I used to live in the hills in Muzha at about the same elevation as the men’s dorm. You need to run a de-humidifier all the time to keep the mold away or at least run the aircon a couple hours whether it is hot or not. I lost half my books to mold in the first week before I figured it out.

Wow. Thanks for the tremendous input everyone, especially EddieG for providing all the specifics about the school. I hope my room will have minimal mould…

Hey EddieG, what was the program you did in Jan?

Mucha Man, the dorms are free for international exchange students…which was my only incentive to go since the plane ticket there will equal the amount of rent I need to pay in Toronto. It all balances out in the end (sorta).

So with this ridiculous humidity, how do you prevent your clothes from getting damp and stinky?

You need either open windows and plenty of sunshine (ultra-violet) to kill the spores, or a dehumidifier and an air purifier, again to kill the spores. There was someone on Forumosa a while back trying to sell Ecoquest air purifiers…

I live in a rooftop shack in Taibei City. It is very hot and humid. I have to change shirts several times a day and wash them straight away before the “yoghurt” factor sets in. I also have to wash down my sweaty torso with cold water and a flannel several times a day. Ceiling fans, standard fans and a natural draught (open windows and doors - watch out for those sudden rainstorms) all help make it halfways bearable. (See Can you stand the heat in Taiwan?)

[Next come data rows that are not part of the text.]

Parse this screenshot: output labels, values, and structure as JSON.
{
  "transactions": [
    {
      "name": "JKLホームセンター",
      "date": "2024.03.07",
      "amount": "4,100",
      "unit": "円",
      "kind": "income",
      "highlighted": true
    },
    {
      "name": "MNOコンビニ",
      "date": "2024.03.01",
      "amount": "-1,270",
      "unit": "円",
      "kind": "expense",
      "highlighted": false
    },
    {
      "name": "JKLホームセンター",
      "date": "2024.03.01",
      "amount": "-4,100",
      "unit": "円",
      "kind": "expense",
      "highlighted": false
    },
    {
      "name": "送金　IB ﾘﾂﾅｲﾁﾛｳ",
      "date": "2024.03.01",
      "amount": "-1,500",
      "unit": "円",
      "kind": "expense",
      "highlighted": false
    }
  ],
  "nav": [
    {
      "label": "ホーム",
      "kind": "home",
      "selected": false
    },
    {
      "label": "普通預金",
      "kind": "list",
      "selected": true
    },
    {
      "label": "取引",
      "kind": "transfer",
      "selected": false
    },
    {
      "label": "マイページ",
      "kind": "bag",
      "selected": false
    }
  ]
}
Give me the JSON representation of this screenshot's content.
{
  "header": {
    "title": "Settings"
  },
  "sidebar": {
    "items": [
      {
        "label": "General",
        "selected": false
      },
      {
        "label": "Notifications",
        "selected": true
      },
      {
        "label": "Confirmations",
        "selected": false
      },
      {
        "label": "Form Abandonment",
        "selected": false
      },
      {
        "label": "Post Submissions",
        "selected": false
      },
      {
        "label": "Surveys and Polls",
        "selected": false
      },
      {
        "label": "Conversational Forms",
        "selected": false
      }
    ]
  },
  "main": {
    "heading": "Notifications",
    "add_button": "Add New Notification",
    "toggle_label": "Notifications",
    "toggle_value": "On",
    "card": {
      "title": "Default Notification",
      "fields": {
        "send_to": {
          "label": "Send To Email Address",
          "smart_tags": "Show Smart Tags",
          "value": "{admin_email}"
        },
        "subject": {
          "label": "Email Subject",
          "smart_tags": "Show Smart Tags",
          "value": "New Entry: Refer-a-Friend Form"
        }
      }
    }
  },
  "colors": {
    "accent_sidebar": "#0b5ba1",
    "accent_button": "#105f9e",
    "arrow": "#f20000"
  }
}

I have hung around National Taiwan University campus a bit and one thing reminded me of mainland China - the smell of the toilets. The dormitories sound terrible - inferior to those in mainland China. My experience of the latter was in Beijing. I also visited student dorms in other places e.g. Jinan (in Shandong), Nanjing and Shanghai. They were all nicer than what has been described above.

Japanese people seem to have a habit of slamming doors. I guess it is because they come from a sliding-door culture and are therefore pooly versed in hinge-door etiquette. They also tend to drag their feet noisily along the ground when they walk. Taiwan was occupied by Japan for 50 years so it’s not surprising that some Japanese influence, both good and bad, is found in Taiwanese culture.

I did the IMBA (three courses) and added one course from the IMTS program. Which one will you be in? There were two guys from McMasters in the exchange program last semester.

You buy de-humidifiers (plastic boxes with silica pellets) and place them a little here and there. You leave the aircon on at all times. You wash the clothes as soon as they are sweaty.

:astonished:

i definetly wont live in a dorm :noway:

It all very much depends on what sort of standard of living you have been used to (if for example you’ve just graduated from scummy student living anyway) and how much you can put up with for free rent. Don’t forget the Taiwanese students you may end up living amongst are inured to noise from an early age and can sleep through a level of background noise which would necessitate flunitrazepam for someone not used to it.

Those boxes of silica gel are no substitute for a dehumidifier, which extract tens of litres of water from the air every day.

And yet we were asked to keep it down even we were just pre-partying!

And they also extract tens of bills from the wallet in comparison. We’re talking about one semester in the dorms.